So going back to lesson 10 and studying the concept of batchnorm and learnable parameters gave me an idea. Thanks to the more general and abstract representation of GeneralRelu, it becomes clear that we should just learn the parameters of GeneralRelu since this will let them vary throughout the phases of training and also to vary by layer. On my own i have no intuition for how leaky or how much shift should be added to the relu on the first layer versus the relu in the middle versus a relu at the end, but the NN probably knows. So why don’t we just start with some sensible general parameters and let the model adjust as needed?
That’s what i did here:
Disclaimer This code didn’t work as anticipated. The new relu parameters weren’t training becuase i had to call .item() on them to get the associatged functions to work.
class LearnedRelu(nn.Module):
def __init__(self, leak=0.1, sub=0.25, maxv=100):
super().__init__()
self.leak = nn.Parameter(torch.ones(1)*leak)
self.sub = nn.Parameter(torch.zeros(1)+sub)

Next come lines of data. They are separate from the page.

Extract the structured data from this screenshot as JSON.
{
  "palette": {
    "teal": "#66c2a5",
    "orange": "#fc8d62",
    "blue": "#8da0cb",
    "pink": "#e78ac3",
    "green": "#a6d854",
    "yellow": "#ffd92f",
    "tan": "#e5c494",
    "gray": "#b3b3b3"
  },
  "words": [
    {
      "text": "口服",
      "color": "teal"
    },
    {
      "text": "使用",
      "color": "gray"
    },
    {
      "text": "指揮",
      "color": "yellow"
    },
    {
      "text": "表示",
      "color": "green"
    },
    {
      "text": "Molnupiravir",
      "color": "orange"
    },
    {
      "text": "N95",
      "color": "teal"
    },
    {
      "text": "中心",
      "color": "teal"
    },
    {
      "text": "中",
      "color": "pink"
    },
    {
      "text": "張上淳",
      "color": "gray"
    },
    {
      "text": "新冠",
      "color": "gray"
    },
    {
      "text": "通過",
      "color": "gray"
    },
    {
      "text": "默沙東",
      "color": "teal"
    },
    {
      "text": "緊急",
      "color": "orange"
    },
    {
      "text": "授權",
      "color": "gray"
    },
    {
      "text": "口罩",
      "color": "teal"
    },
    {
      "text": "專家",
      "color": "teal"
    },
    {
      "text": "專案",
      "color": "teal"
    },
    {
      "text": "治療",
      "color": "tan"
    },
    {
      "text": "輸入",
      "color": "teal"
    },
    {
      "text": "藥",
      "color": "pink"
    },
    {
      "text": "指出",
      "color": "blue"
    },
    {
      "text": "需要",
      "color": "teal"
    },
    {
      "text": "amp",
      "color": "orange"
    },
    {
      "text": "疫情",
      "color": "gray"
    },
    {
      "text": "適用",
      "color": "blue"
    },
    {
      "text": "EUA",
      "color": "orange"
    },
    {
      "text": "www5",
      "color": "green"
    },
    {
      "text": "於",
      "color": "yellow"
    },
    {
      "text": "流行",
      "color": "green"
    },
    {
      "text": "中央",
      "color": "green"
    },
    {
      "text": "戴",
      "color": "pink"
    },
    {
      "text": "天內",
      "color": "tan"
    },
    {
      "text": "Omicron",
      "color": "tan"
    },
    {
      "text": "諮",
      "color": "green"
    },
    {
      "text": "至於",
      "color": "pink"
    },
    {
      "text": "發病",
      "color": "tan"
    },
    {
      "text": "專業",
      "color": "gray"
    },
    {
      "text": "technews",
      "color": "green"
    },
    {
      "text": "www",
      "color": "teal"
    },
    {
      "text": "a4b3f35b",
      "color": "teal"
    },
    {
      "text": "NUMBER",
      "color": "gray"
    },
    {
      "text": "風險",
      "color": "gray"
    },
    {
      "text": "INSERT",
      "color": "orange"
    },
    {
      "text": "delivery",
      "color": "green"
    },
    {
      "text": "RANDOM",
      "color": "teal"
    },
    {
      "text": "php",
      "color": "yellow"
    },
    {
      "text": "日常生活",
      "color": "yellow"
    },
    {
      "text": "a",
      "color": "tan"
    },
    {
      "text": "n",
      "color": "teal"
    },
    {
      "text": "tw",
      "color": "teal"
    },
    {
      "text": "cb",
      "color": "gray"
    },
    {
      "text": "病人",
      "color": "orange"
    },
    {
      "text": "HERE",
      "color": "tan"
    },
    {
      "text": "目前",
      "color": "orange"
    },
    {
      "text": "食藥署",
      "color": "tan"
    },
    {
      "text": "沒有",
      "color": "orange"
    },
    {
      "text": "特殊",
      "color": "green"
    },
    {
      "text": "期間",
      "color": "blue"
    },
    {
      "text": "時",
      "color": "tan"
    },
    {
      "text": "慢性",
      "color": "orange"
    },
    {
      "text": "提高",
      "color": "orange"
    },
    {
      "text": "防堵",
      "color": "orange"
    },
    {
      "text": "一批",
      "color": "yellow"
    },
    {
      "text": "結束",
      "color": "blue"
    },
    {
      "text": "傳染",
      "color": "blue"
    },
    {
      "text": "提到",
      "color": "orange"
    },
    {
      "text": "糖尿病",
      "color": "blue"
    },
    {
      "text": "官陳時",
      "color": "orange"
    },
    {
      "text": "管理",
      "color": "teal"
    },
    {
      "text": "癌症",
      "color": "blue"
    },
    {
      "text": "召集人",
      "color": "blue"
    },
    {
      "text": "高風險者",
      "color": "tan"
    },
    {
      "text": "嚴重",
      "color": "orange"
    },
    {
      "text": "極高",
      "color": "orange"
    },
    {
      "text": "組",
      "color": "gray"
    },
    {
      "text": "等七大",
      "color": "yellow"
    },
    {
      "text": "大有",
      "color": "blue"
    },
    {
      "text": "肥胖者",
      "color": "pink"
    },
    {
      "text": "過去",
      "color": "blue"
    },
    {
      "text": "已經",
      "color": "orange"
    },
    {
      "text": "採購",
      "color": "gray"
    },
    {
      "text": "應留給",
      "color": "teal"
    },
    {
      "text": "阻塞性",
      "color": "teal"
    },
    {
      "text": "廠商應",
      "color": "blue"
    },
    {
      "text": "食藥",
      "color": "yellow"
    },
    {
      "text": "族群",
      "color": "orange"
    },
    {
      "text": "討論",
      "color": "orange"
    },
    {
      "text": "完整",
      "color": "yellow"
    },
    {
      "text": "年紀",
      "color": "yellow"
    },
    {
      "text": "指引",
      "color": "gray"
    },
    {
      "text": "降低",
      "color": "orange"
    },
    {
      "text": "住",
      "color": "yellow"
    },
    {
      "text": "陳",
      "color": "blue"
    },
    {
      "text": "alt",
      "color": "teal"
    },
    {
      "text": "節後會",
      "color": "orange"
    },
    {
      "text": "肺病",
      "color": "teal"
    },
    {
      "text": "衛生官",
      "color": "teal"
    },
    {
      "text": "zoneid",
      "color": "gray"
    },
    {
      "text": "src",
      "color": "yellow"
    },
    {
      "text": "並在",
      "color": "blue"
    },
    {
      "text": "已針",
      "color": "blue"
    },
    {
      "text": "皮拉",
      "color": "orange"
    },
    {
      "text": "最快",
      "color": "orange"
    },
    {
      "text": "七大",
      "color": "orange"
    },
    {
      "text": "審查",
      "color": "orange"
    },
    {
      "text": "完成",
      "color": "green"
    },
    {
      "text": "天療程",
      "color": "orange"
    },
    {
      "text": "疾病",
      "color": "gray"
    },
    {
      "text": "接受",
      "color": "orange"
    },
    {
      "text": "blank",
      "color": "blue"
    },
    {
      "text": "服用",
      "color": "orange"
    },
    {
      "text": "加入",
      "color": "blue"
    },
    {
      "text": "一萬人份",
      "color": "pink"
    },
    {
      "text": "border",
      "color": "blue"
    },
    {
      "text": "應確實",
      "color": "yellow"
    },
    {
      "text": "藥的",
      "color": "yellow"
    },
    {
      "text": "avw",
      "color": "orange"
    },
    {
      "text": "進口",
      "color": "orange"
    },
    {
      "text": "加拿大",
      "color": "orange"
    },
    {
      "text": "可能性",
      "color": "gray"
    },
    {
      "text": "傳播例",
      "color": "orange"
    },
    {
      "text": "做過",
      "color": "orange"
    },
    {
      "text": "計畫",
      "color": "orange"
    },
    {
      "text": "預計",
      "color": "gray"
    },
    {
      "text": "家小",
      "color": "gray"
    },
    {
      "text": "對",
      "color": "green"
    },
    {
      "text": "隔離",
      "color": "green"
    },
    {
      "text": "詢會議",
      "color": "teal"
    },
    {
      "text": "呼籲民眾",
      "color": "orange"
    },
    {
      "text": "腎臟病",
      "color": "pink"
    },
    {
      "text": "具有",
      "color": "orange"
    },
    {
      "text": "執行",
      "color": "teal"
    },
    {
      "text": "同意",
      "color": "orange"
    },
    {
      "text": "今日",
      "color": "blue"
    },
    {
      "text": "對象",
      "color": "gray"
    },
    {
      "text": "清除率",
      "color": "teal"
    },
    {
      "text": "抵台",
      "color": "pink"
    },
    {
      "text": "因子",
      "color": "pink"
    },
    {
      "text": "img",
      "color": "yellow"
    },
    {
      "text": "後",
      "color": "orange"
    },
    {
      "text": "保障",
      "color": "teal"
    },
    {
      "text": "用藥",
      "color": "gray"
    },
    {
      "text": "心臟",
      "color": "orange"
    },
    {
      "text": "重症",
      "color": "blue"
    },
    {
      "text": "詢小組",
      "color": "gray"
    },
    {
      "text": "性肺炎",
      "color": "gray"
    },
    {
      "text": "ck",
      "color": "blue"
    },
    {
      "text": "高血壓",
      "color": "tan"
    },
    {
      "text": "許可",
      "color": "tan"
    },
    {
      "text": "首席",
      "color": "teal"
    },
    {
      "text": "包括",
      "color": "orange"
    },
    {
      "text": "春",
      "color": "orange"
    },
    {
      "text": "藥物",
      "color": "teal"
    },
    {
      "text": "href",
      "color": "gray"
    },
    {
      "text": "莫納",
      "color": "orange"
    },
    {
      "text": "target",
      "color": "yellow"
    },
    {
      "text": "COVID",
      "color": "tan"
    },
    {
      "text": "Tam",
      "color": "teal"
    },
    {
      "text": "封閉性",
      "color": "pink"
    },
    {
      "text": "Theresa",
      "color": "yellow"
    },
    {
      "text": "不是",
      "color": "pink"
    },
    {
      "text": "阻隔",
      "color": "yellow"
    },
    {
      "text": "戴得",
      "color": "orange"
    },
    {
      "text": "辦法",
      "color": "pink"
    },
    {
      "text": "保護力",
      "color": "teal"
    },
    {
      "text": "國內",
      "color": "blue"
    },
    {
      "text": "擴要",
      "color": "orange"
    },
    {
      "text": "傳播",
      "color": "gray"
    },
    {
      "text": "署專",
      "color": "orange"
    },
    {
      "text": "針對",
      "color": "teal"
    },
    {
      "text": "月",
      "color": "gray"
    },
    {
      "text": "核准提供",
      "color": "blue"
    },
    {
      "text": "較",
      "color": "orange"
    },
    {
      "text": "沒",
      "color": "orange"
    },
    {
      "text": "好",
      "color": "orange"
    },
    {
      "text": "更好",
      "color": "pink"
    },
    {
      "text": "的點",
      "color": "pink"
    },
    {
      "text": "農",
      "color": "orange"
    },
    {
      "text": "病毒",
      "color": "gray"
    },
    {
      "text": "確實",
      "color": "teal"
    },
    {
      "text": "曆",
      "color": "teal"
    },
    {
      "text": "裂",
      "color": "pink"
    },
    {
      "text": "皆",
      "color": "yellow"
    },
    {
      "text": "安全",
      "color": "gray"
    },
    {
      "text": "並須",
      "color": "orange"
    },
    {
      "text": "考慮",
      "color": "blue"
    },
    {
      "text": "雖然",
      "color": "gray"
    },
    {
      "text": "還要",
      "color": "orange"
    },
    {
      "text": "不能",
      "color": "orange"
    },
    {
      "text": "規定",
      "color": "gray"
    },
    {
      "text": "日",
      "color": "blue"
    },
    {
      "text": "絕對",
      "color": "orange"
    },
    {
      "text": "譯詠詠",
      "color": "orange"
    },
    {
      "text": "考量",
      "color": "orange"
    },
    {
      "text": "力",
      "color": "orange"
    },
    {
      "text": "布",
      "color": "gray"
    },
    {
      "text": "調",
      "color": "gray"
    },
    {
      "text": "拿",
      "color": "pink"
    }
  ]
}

self.maxv = nn.Parameter(torch.ones(1)*maxv)
def forward(self, x):
x = F.leaky_relu(x,self.leak.item())
x.sub_(self.sub)
x.clamp_max_(self.maxv.item())
return x
In my initial experiments it’s worked great so far. The telemetry is much smoother and the model achieves higher val accuracy more quickly on mnist than with predefined relu.
The mnist task seems too easy though so I’m going to apply this to Imagenette next and then to image woof to see if we can start to see the impact more clearly.
For now here is a gist of my work as applied to the 07_batchnorm notebook:
I think a logical next step is to convert this to a running average of the learned parameters. But for now i’m focusing on this version. Another idea is to freeze the learning of the RELU parameters after, for example, half the epochs have been completed, so that the network has a chance to find good relu parameters but then also has the benefit of stability after “good” relu parameters have been learned.